I have solved the following exercise and I would like to know if I have made any mistakes:
Let $g_n(x)=\frac{nx+x^2}{2n}$ and set $g(x)=\lim g_n(x)$. Show that $g$ is differentiable in two ways:
(a) Compute $g(x)$ by algebraically taking the limit as $n\to\infty$ and then find $g'(x)$.
(b) Compute $g'_n(x)$ for each $n\in\mathbb{N}$ and show that the sequence of derivatives $(g'_n)$ converges uniformly on the interval $[-M,M]$. Conclude $g'(x)=\lim g'_n(x)$.

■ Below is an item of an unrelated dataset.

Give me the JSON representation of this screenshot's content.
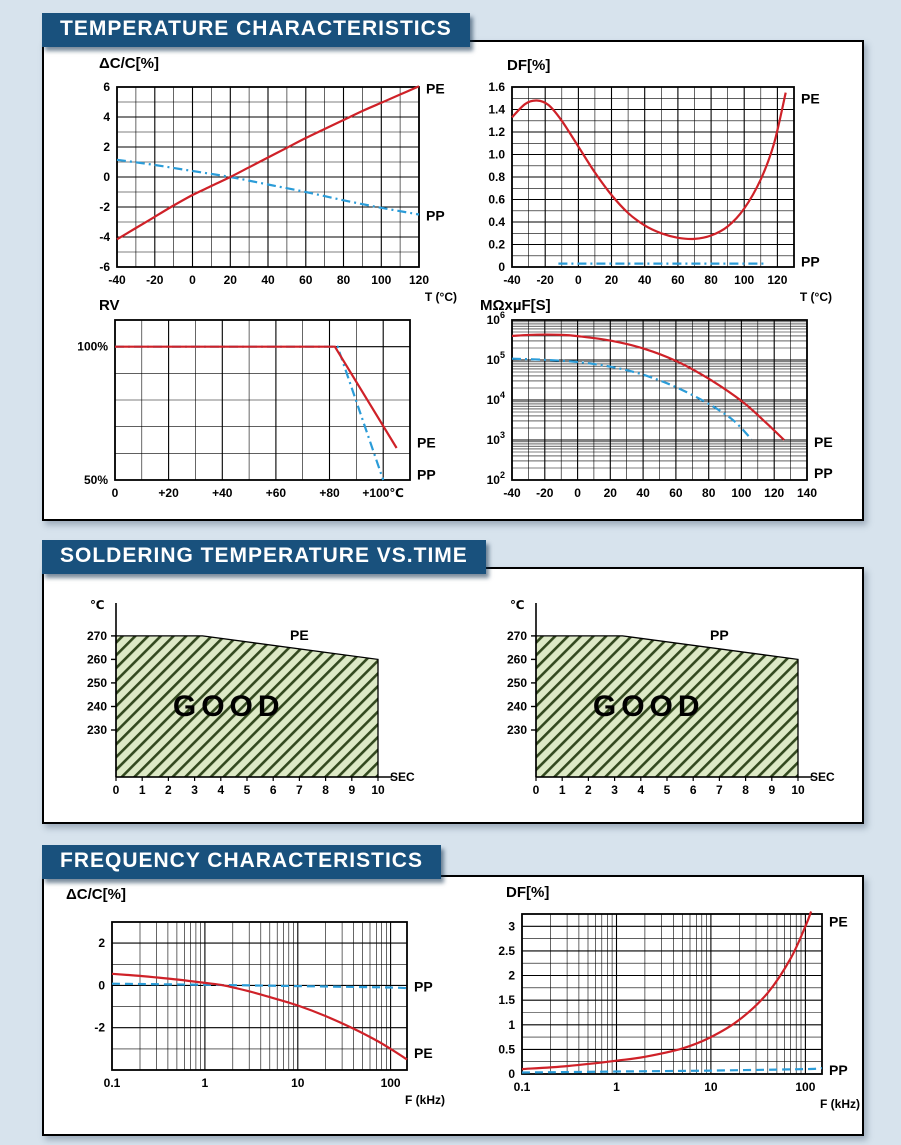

(c) Repeat parts (a) and (b) for the sequence $f_n(x)=\frac{nx^2+1}{2n+x}$.
My solution:
(a) For fixed $x\in\mathbb{R}: \frac{nx+x^2}{2n}=\frac{nx}{2n}+\frac{x^2}{2n}=\frac{x}{2}+\frac{x^2}{2n}\xrightarrow[]{n\to\infty}\frac{x}{2}=:g(x)$ so $g'(x)=\frac{1}{2}$;
(b) $g'_n(x)=\frac{1}{2}+\frac{x}{n}$ and $|g'_n(x)-\frac{1}{2}|=\frac{|x|}{n}\leq\frac{M}{n}<\varepsilon$ for $n>\frac{M}{\varepsilon}$ so $g'_n$ is uniformly convergent to $\frac{1}{2}$ on each interval $[-M,M]$ and since $0\in [-M,M]$ for every $M\in\mathbb{R}$ and $g_n(0)=0\xrightarrow[]{n\to\infty}0$, so we can conclude that $g_n$ converges uniformly on $[-M,M]$ and $g=\lim_{n\to\infty} g_n$ is differentiable and satisfies $g'=\lim g'_n$.
(c) For fixed $x\in\mathbb{R}: \frac{nx^2+1}{2n+x}=\frac{1}{2}\frac{x^2 +\frac{1}{n}}{1+\frac{x}{2n}}\xrightarrow[]{n\to\infty}\frac{x^2}{2}=:f(x)$ and $f'(x)=x$;
$f'_n(x)=\frac{4n^2x+nx^2-1}{(2n+x)^2}$ and $|f'_n(x)-x|=|\frac{x^3+3nx^2+1}{(2n+x)^2}|\leq\frac{x^2 |x+3n|+1}{4n^2}\leq\frac{M^2 (M+3n)+1}{4n^2}\xrightarrow[]{n\to\infty}0$ so $f'_n$ converges uniformly to $x$ on $[-M,M]$ and since $0\in [-M,M]$ and $f_n(0)=\frac{1}{2n}\xrightarrow[]{n\to\infty}0$ so we can conclude that $f_n$ converges uniformly on $[-M,M]$ and $f=\lim f_n$ is differentiable and satisfies $f'=\lim f'_n$.